Histoire de la chirurgie de la cataracte

1. Qu’est-ce que l’histoire de la chirurgie de la cataracte ?

Section intitulée « 1. Qu’est-ce que l’histoire de la chirurgie de la cataracte ? »

La cataracte est une maladie dans laquelle l’opacification du cristallin entraîne une baisse de la vision. L’étymologie vient du latin « cataracta » (cascade). Cela provient du fait que l’on pensait autrefois qu’un liquide opaque s’écoulait à l’intérieur du cristallin, ou que la cataracte sévère ressemblait à une cascade.

La cataracte est la principale cause de cécité dans le monde. En 2010, plus de 20 millions de personnes en étaient atteintes, et la prévalence ne cesse d’augmenter avec le vieillissement de la population. Pour la cataracte associée à une déficience visuelle, l’intervention chirurgicale est le seul traitement curatif.

L’histoire de la chirurgie de la cataracte remonte à l’Antiquité.

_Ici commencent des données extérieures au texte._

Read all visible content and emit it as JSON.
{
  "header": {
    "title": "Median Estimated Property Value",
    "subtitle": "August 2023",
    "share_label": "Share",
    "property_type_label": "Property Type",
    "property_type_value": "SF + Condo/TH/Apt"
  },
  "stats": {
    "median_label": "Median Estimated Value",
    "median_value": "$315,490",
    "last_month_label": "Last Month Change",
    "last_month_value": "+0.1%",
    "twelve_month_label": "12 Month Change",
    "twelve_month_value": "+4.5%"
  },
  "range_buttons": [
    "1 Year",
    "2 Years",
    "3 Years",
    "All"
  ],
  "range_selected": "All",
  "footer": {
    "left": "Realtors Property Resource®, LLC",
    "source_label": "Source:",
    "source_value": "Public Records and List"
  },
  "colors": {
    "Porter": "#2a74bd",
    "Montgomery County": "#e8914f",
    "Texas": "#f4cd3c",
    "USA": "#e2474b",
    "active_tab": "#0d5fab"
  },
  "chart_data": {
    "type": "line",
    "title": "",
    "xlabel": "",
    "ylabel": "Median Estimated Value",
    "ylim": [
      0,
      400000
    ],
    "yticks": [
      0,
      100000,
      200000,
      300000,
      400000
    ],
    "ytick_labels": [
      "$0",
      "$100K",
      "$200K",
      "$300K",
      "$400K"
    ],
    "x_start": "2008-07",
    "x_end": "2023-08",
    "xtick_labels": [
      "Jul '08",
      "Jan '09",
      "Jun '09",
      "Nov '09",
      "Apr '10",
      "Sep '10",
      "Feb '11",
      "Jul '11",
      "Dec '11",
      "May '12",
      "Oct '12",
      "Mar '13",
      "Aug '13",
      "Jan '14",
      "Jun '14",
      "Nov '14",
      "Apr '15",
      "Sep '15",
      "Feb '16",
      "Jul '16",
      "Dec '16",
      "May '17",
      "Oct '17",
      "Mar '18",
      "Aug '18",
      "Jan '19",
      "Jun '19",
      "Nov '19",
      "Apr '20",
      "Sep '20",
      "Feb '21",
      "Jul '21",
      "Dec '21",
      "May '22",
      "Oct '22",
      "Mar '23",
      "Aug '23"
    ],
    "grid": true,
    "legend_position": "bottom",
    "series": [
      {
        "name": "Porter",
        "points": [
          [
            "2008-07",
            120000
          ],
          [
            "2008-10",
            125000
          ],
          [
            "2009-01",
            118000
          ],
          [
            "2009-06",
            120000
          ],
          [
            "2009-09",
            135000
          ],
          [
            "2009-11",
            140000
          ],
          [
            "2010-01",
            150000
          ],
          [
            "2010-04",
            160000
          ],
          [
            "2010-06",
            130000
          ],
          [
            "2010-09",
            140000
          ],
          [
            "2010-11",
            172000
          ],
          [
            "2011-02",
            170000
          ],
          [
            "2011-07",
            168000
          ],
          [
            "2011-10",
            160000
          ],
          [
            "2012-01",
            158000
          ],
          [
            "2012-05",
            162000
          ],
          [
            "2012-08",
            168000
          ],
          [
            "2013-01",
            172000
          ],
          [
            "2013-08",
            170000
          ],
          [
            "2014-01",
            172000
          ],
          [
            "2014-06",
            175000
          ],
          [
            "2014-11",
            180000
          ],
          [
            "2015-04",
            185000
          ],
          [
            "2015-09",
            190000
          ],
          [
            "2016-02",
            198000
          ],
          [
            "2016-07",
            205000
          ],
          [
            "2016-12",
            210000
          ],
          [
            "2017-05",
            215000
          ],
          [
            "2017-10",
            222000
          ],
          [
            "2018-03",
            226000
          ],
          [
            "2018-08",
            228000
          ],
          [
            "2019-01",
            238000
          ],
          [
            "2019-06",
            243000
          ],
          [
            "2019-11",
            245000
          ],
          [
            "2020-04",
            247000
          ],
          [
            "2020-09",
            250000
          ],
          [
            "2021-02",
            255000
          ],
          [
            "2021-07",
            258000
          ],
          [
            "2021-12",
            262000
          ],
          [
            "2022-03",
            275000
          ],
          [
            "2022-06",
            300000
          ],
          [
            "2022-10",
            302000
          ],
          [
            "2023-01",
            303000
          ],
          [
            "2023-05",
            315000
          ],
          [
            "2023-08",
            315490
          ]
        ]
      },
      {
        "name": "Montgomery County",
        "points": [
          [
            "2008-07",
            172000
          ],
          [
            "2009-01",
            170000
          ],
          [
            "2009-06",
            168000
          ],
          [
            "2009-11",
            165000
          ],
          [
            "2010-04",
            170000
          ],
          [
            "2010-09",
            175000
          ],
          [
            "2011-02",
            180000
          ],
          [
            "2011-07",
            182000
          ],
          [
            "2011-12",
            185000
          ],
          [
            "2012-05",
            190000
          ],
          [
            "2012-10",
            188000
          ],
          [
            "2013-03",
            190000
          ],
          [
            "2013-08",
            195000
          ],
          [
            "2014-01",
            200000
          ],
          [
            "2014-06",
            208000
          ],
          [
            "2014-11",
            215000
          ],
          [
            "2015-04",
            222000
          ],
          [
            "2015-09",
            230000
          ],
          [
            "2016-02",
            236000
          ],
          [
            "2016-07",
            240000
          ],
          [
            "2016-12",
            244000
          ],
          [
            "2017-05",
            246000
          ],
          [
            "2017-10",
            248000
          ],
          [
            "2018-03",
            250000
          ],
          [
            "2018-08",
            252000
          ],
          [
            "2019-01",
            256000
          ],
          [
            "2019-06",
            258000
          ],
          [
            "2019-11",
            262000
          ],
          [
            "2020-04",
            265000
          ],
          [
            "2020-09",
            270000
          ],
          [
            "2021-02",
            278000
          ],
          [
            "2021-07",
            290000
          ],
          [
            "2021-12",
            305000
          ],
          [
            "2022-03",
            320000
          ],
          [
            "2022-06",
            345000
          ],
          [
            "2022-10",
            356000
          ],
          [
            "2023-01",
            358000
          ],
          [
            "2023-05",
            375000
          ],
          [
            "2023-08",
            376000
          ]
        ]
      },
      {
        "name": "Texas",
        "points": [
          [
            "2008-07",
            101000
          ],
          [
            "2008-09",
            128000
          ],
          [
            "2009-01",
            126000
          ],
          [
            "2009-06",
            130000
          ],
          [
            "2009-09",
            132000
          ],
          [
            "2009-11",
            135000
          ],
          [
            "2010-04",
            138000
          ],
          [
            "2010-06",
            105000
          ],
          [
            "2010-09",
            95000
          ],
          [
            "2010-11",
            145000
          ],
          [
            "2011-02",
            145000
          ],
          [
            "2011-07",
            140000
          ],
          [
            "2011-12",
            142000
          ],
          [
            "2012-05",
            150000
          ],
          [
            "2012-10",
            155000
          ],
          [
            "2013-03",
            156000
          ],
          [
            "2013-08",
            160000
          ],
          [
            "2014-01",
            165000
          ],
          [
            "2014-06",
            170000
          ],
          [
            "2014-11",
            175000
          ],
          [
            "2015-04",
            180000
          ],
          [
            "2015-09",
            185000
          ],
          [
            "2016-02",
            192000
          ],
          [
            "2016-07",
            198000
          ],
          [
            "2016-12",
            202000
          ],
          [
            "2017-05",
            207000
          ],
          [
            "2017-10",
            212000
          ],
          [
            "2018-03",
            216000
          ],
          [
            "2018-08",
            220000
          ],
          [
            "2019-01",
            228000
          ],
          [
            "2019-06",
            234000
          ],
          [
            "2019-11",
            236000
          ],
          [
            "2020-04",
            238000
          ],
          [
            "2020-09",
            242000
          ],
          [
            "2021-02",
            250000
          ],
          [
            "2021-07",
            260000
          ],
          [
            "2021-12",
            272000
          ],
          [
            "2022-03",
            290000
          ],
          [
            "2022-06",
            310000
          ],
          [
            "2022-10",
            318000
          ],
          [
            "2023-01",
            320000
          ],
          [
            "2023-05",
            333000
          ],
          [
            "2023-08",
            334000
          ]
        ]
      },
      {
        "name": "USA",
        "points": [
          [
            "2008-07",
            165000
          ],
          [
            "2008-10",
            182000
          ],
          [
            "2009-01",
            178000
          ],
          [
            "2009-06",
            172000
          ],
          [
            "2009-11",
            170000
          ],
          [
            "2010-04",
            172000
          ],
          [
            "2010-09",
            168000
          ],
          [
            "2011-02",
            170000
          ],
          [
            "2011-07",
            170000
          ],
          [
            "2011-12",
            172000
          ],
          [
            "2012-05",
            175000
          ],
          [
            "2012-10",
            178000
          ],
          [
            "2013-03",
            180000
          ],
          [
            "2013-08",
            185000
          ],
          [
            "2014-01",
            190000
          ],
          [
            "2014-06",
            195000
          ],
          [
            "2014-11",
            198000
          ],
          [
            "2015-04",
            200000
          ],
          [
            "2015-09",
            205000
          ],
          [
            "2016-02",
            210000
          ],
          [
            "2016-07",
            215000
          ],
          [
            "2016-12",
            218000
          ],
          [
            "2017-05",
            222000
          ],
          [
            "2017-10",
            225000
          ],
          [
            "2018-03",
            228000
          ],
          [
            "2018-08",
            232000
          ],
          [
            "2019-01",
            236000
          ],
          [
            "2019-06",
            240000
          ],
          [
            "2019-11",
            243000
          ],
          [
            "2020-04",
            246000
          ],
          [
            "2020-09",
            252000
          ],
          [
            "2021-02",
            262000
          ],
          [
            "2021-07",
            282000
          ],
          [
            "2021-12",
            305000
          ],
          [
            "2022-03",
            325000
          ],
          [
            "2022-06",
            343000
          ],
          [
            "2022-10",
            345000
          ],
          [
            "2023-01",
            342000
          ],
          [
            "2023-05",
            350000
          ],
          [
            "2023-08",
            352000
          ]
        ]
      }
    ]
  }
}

Depuis la méthode de la dépression dans l’Antiquité, en passant par l’extraction extracapsulaire au XVIIIe siècle, l’implant intraoculaire et la phacoémulsification au XXe siècle, jusqu’à la chirurgie au laser au XXIe siècle, ce fut une succession d’innovations technologiques.

La méthode de l’abattement (couching) : la plus ancienne chirurgie de la cataracte

Section intitulée « La méthode de l’abattement (couching) : la plus ancienne chirurgie de la cataracte »

La méthode de l’abaissement (couching) est la plus ancienne technique chirurgicale de la cataracte. Elle tire son nom du français « coucher ». Elle consistait à percer l’œil près du bord cornéen avec une aiguille pointue pour faire tomber le cristallin opaque hors de l’axe visuel.

Les documents anciens suivants sont connus.

  • Chrysippe de Soles (vers 279-206 av. J.-C.) : mention de la méthode de couching pour la cataracte
  • Sushruta Samhita (texte sanskrit ancien) : le volume 3 « Uttara Tantra » décrit la méthode de couching.

Cependant, à une époque où le concept d’asepsie n’existait pas, le pronostic était extrêmement mauvais. Les principales complications comprenaient le glaucome secondaire, l’hémorragie de la chambre antérieure et l’endophtalmie, conduisant souvent à la cécité. Le couching est encore pratiqué dans le nord du Nigeria et dans certaines régions d’Afrique de l’Ouest.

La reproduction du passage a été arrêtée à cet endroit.